Published: March 17, 2015 12:02:25 AM

A seller is required to collect tax @ 1% from a buyer of bullion and jewellery if the sale consideration exceeds...

If I buy gold jewellery for R6 lakh for personal use, will I need to pay tax at the time of purchase?
— Vipin Sood
A seller is required to collect tax @ 1% from a buyer of bullion and jewellery if the sale consideration exceeds R5 lakh and the payment is received in cash. This is applicable irrespective of whether the buyer is a manufacturer, trader or an end-user. The buyer would be able to take credit of the tax collected at source against his normal tax liability while filing the return of income. Further, a person is required to quote his PAN in all documents pertaining to a transaction where he makes payment to a dealer for purchase of bullion or jewellery of an amount of R5 lakh or more at a time, or against a bill for an amount of R5 lakh or more. In your case, tax will be collected by the seller on R6 lakh at 1% and can be claimed as tax credit/refund as the case may be, in your I-T return.

I own two flats — one, where I am residing and, the other, which is under construction. Would wealth tax be applicable in my case?
— Alpesh Menon
Wealth tax is applicable on specified assets as defined under Section 2(ea) of the Wealth Tax Act, 1957. As per judicial rulings, the word ‘building’ has to be understood “as a completely built structure having a roof, dwelling place, walls, doors, windows, electric and sanitary fittings, etc.” As an under-construction flat does not fulfil these conditions, it is an incomplete asset and cannot be treated as an asset under Section 2(ea).

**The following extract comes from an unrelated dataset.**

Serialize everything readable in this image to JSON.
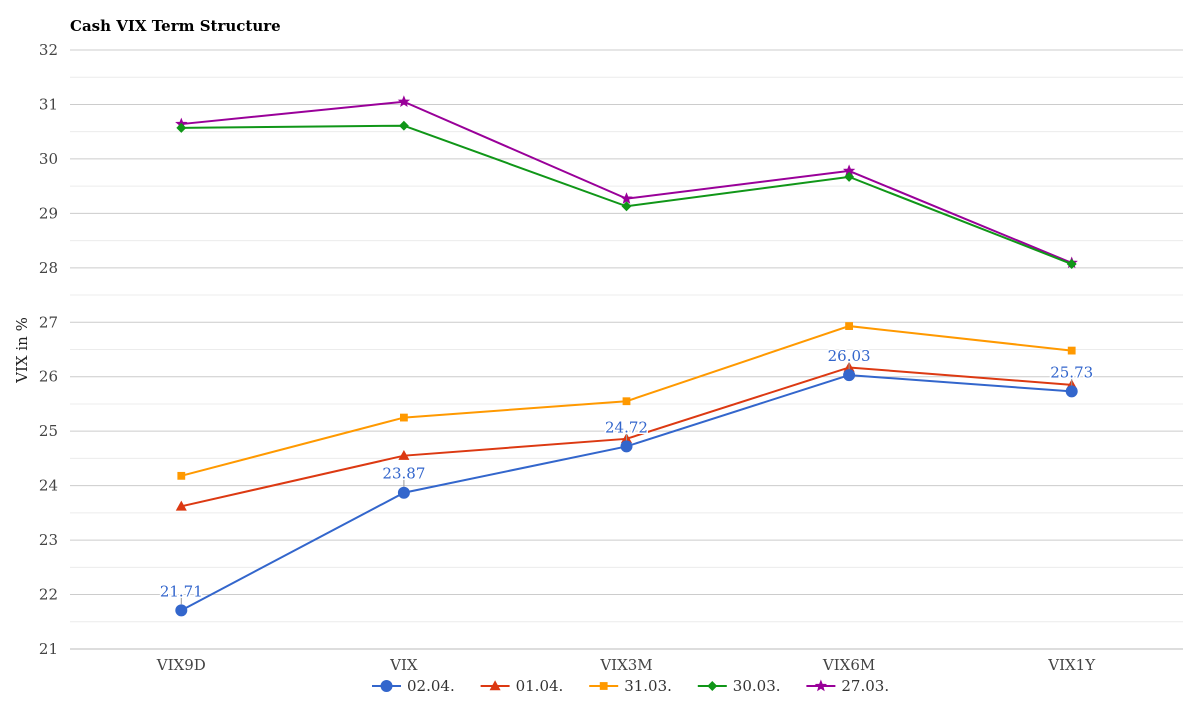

Thus, you are not liable to pay wealth tax for the under-construction flat. Section 5(1) of the Act exempts any one house property of an individual from wealth tax. Thus, you could claim exemption of the same. Further, as per Finance Bill 2015, wealth tax is proposed to be abolished. Hence, it will not be applicable from FY16 onwards.

Has the deduction limit under Section 80C been raised? How much can I invest in PPF?
— Saurabh Kumar
The limit of deduction available under Section 80C (related to tax-saving investments/payments, such as life insurance premium, contribution to PF, etc, ) is R1.5 lakh. The Public Provident Fund (Amendment) Scheme, 2014, has also raised the limit of annual deposits in a PPF account from R1 lakh to R1.5 lakh.

In 2012, I bought an under-construction house on which I claimed exemption under Section 54F. The sale deed on the house is pending for execution and registration for want of possession and requisite completion certificates from municipal authorities. Will the exemption claimed be allowed even if the construction is not completed within three years from the date of transfer?
— Puneet Prakash
Section 54F states that an assessee should construct a residential house within a period of three years from the date of transfer. However, based on judicial precedents, the benefit of exemption is available where the assessee had invested the consideration received on the sale of a capital asset in the purchase of a plot of land and started construction; even if isn’t completed in all respects.  Hence, in your case, the benefit of Section 54F cannot be denied.

I sold jewellery worth R8.5 lakh, which I purchased last year, for a profit. Could you advise me on the tax-saving aspect?
— Kamlesh Rao
The capital gain arising on the sale of jewellery is subject to capital gains tax as per provisions of Section 45. As the jewellery has been held by you for a period of not more than 36 months, the profit will be treated as short-term capital gains, taxable at the applicable slab rate. You cannot claim reinvestment benefit under Section 54F (investment in a residential property), 54EC (investment in NHAI/REC bonds) as these provisions are applicable only in case of sale of long-term capital assets. However, you can avail the deduction under Section 80C (life insurance premium, contribution to PPF, etc) to reduce your tax burden.